Your child may need additional surgeries over the course of treatment for facial fibrous dysplasia. In severe cases, the excess bone may grow back over time and require repeated treatments.
After surgery for facial fibrous dysplasia, your child should expect to stay overnight in the Hospital. Depending on the complexity of the surgery required, your child may be hospitalized anywhere from one to several days.
Your child will need to return for evaluation approximately one to two weeks after surgery. Regular follow-up visit will be needed and are commonly done every three months for the first year, and then yearly, based on your child's condition.

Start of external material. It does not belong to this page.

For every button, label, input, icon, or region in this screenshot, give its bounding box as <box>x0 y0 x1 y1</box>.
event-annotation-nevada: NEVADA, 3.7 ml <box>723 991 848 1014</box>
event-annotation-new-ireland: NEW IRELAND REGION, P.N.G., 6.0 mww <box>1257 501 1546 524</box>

In cases where the bone has been shaped or contoured — usually to preserve vital structures and because the disease affects a large volume of bone — recurrence of the bony overgrowth may occur and secondary procedures may be necessary.
During follow-up visits, your child’s physician will perform a physical exam and may order X-rays or CT scan of the affected area until your child reaches skeletal maturity. If your child was diagnosed with polyostotic fibrous dysplasia, he may also be referred to an endocrinologist for periodic testing of any endocrine or hormone related disorder.
Outcomes for children treated for craniofacial fibrous dysplasia at CHOP have been excellent. Because this disease is persistent, continued clinical monitoring is essential in long-term management of the condition.